Brain Emotional Learning-Based Prediction Model (For Long-Term Chaotic Prediction Applications)
This is an incremental improvement for researchers in chaotic systems prediction, offering a biologically inspired method with potential efficiency gains.
The authors tackled long-term chaotic time series prediction by proposing a brain emotional learning-inspired model (BELPM) that uses weighted k-nearest neighbors and steepest descent with least square estimator learning, achieving reasonable accuracy on Lorenz and Henon benchmarks with limited training data and low computational time.
This study suggests a new prediction model for chaotic time series inspired by the brain emotional learning of mammals. We describe the structure and function of this model, which is referred to as BELPM (Brain Emotional Learning-Based Prediction Model).

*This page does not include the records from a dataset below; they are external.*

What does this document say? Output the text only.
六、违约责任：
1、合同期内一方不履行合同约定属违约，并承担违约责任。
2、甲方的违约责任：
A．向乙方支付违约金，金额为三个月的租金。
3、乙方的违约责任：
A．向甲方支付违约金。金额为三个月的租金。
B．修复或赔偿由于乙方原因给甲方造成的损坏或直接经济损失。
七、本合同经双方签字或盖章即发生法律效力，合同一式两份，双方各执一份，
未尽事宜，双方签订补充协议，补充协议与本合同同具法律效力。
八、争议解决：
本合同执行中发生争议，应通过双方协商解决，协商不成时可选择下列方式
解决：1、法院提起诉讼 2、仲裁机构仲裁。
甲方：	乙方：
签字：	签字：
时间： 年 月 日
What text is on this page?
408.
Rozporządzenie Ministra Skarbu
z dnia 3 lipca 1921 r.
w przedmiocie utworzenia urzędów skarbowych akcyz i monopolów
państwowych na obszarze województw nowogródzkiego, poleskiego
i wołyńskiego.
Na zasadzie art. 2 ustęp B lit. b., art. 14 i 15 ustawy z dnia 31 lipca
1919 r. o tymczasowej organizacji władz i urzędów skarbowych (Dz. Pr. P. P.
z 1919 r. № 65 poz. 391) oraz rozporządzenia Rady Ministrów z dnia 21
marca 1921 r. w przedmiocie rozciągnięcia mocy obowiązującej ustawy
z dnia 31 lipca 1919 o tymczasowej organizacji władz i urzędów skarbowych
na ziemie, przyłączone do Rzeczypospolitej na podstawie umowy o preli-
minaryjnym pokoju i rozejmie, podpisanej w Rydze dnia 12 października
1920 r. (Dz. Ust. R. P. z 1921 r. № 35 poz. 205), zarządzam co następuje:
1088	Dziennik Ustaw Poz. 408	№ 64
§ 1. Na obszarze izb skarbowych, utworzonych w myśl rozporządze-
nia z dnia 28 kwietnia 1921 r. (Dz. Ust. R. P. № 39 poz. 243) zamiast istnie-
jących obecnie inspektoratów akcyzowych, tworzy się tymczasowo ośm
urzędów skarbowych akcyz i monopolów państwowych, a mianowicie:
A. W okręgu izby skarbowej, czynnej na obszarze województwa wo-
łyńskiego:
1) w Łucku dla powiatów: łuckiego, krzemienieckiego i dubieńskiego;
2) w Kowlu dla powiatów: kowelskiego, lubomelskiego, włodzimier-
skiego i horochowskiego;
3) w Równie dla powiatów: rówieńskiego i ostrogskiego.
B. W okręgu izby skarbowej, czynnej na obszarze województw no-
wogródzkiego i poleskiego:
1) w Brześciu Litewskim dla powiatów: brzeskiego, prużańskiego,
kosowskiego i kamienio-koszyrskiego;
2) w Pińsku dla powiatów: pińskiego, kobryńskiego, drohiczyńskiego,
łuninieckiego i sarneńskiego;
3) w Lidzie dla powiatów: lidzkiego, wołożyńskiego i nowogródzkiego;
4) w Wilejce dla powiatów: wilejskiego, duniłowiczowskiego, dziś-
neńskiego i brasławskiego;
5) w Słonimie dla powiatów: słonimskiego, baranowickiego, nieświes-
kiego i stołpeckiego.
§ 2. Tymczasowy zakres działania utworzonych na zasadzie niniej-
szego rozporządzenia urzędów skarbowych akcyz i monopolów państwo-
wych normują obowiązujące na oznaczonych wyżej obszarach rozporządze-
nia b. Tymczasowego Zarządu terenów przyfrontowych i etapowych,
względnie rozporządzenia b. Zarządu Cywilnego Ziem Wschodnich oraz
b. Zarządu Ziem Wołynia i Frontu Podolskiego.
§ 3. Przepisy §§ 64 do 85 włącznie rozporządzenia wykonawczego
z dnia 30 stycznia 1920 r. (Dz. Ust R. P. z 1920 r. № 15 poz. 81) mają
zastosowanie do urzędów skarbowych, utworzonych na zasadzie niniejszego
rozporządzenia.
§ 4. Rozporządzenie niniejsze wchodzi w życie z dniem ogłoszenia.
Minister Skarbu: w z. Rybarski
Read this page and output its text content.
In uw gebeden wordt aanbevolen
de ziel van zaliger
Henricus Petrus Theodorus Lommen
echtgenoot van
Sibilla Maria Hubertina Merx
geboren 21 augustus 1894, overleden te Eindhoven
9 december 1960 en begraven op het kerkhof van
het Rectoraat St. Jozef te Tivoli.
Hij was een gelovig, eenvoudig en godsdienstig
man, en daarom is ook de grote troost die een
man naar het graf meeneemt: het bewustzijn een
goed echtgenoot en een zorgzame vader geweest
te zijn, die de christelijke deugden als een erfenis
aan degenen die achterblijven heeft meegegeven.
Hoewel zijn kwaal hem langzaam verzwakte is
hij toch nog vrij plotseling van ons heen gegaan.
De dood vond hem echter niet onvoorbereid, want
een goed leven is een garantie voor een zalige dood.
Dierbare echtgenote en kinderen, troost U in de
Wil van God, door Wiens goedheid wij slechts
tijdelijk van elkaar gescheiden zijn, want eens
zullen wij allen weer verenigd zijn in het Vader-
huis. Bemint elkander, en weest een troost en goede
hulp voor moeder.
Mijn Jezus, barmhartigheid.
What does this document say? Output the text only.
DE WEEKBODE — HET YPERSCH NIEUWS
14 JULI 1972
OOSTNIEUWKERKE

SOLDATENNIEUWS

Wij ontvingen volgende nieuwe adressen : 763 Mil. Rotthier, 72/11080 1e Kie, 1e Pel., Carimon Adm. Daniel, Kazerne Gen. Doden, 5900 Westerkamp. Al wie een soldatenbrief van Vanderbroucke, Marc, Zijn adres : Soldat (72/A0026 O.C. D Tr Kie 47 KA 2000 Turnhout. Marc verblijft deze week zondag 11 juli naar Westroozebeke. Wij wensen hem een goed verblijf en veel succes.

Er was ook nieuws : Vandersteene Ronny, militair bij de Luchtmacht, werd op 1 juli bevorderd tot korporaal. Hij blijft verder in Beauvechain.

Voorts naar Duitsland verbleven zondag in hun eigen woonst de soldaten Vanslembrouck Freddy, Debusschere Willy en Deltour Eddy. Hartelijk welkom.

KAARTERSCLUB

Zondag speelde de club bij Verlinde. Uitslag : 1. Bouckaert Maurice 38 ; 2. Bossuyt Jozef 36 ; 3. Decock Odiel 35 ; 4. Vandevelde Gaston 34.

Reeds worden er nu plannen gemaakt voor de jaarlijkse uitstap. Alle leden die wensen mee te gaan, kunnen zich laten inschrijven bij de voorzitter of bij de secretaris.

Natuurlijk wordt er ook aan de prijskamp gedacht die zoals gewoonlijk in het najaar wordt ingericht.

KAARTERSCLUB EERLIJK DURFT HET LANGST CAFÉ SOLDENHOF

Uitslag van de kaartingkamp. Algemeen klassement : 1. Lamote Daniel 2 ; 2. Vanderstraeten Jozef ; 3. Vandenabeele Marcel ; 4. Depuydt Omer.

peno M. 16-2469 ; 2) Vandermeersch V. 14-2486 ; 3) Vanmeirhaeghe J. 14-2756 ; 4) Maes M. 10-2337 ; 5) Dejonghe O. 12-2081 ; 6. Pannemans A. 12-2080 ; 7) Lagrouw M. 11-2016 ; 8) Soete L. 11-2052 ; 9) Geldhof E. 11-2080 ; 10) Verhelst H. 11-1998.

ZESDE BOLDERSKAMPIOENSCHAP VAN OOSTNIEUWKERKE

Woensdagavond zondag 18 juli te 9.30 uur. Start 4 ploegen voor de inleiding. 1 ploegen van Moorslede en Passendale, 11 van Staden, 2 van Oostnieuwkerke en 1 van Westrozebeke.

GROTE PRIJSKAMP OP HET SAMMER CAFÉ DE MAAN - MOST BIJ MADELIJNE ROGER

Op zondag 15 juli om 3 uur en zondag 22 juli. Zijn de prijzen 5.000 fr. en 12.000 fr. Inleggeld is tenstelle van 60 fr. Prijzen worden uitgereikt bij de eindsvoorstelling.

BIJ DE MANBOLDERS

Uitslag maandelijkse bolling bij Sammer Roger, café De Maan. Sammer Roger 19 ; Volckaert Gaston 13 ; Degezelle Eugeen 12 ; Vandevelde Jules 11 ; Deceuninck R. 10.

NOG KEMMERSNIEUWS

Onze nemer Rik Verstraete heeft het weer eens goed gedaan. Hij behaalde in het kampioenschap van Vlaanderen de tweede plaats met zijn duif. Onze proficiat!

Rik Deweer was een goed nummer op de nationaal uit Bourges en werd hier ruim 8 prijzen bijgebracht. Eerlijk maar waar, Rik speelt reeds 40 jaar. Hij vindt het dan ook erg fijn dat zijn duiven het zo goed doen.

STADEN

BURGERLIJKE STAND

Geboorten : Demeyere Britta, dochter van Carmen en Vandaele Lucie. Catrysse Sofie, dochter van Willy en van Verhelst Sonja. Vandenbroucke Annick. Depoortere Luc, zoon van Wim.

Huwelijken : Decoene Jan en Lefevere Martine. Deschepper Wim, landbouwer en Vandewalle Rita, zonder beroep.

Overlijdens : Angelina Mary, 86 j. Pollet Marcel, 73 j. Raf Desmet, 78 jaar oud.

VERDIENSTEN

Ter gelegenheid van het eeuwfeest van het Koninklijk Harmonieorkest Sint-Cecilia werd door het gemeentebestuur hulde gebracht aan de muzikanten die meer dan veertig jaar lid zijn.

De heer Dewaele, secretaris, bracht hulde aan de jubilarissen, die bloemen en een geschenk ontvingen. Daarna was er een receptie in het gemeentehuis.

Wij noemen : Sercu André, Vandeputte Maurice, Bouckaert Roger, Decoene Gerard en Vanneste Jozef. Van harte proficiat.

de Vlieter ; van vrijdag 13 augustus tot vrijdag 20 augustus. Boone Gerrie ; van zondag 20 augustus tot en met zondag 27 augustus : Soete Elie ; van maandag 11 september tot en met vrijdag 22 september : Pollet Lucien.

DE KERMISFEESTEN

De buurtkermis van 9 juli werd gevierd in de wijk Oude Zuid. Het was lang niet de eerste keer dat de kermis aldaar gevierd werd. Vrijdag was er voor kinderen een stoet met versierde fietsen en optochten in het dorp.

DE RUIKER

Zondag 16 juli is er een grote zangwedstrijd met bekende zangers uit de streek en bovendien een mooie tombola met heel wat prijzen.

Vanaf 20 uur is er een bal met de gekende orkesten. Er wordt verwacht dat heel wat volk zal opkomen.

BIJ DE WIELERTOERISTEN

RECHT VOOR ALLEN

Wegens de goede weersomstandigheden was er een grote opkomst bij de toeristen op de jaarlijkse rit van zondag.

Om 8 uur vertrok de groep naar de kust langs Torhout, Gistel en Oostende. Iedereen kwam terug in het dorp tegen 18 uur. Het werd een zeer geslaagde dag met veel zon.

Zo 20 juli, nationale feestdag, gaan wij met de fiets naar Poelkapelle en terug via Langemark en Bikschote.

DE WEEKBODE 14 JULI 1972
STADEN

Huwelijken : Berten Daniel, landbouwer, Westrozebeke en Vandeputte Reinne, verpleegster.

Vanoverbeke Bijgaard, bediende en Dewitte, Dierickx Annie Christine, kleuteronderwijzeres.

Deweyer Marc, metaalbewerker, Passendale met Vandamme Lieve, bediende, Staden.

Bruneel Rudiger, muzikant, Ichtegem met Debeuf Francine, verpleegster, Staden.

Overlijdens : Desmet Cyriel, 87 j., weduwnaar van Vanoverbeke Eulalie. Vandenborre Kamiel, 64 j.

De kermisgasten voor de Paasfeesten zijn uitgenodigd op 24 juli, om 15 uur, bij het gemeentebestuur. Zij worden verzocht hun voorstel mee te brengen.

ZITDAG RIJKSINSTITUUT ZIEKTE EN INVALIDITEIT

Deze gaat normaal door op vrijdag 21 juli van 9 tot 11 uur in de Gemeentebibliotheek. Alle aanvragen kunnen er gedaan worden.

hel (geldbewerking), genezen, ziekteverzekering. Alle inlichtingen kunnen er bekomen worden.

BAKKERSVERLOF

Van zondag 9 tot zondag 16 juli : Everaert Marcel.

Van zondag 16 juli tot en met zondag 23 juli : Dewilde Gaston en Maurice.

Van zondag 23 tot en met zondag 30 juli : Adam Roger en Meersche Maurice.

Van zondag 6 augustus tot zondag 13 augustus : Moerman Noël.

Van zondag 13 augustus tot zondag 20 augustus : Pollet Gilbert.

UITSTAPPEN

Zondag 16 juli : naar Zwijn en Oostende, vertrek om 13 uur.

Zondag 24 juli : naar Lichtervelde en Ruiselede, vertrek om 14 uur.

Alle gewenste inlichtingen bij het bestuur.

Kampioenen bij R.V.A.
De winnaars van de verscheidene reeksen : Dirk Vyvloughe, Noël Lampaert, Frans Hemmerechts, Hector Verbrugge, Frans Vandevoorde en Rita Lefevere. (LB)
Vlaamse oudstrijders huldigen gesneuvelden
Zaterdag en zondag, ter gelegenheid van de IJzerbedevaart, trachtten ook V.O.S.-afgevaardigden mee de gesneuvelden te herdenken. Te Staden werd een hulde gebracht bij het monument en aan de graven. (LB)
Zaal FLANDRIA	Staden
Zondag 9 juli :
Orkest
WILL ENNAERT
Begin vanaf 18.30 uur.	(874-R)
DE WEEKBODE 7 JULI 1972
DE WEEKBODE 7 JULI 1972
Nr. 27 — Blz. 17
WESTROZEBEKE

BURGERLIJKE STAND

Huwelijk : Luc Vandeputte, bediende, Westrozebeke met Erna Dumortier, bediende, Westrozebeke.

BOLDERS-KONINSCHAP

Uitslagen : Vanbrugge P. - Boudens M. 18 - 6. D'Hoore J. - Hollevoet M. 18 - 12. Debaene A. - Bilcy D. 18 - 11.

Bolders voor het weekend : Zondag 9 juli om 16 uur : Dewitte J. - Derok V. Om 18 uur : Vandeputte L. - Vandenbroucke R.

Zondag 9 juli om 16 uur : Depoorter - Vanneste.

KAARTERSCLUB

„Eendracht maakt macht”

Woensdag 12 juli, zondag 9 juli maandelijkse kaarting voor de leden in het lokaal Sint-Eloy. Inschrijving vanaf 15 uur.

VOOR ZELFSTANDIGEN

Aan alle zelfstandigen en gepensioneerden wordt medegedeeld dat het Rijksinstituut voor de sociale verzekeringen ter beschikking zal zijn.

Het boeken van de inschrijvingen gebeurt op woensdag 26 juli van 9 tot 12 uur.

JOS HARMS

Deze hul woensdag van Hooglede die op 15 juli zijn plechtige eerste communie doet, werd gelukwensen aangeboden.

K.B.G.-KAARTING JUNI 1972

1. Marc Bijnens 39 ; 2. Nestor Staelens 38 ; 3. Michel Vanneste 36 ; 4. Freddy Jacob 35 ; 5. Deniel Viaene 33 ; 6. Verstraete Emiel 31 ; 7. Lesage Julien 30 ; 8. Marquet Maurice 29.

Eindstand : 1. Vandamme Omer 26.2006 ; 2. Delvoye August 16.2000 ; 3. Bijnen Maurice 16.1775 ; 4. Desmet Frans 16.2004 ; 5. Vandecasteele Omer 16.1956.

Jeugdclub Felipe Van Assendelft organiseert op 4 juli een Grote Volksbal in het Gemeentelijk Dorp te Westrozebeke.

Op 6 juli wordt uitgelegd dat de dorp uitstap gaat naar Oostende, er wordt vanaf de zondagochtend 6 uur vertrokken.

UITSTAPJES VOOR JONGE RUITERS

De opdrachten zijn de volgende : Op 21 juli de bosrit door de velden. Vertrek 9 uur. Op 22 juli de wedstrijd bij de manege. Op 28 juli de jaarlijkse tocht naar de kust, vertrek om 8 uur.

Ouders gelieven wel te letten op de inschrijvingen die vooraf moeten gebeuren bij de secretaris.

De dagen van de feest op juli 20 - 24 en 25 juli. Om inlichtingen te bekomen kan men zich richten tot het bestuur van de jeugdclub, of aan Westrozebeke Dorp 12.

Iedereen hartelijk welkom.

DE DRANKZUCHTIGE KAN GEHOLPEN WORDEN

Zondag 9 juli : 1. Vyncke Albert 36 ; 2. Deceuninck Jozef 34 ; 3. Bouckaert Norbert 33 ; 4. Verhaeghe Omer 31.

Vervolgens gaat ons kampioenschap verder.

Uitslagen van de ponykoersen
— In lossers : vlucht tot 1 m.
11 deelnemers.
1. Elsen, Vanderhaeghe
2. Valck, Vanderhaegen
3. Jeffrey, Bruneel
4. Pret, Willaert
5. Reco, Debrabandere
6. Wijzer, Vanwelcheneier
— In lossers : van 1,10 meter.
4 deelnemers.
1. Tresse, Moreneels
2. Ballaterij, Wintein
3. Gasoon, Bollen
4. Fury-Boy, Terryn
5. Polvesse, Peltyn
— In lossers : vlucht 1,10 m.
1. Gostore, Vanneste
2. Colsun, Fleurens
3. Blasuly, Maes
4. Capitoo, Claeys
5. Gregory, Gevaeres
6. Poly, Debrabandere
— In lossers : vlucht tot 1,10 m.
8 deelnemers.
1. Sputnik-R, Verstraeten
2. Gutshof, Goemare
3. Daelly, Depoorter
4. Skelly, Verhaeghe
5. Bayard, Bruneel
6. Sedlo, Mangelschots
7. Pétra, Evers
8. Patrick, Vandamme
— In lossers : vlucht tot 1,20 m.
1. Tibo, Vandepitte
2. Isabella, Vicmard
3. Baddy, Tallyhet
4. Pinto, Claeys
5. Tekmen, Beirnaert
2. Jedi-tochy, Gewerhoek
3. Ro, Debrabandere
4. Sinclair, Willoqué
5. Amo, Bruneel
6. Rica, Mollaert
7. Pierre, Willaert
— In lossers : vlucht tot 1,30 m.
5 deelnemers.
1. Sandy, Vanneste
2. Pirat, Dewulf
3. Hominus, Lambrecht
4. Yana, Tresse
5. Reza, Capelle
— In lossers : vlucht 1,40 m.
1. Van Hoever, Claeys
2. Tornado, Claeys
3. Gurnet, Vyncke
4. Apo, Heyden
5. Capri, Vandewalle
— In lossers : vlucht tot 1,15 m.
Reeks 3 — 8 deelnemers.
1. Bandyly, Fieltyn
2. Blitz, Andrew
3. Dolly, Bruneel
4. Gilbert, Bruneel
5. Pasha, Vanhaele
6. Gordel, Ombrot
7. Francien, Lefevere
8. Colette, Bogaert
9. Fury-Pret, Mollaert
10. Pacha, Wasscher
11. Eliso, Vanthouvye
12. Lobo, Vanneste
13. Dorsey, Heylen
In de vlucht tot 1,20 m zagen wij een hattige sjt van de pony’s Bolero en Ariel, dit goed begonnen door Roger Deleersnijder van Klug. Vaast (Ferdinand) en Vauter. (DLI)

Structurally, the model mimics the connection between the regions of the limbic system, and functionally it uses weighted k nearest neighbors to imitate the roles of those regions. The learning algorithm of BELPM is defined using steepest descent (SD) and the least square estimator (LSE). Two benchmark chaotic time series, Lorenz and Henon, have been used to evaluate the performance of BELPM. The obtained results have been compared with those of other prediction methods. The results show that BELPM has the capability to achieve a reasonable accuracy for long-term prediction of chaotic time series, using a limited amount of training data and a reasonably low computational time.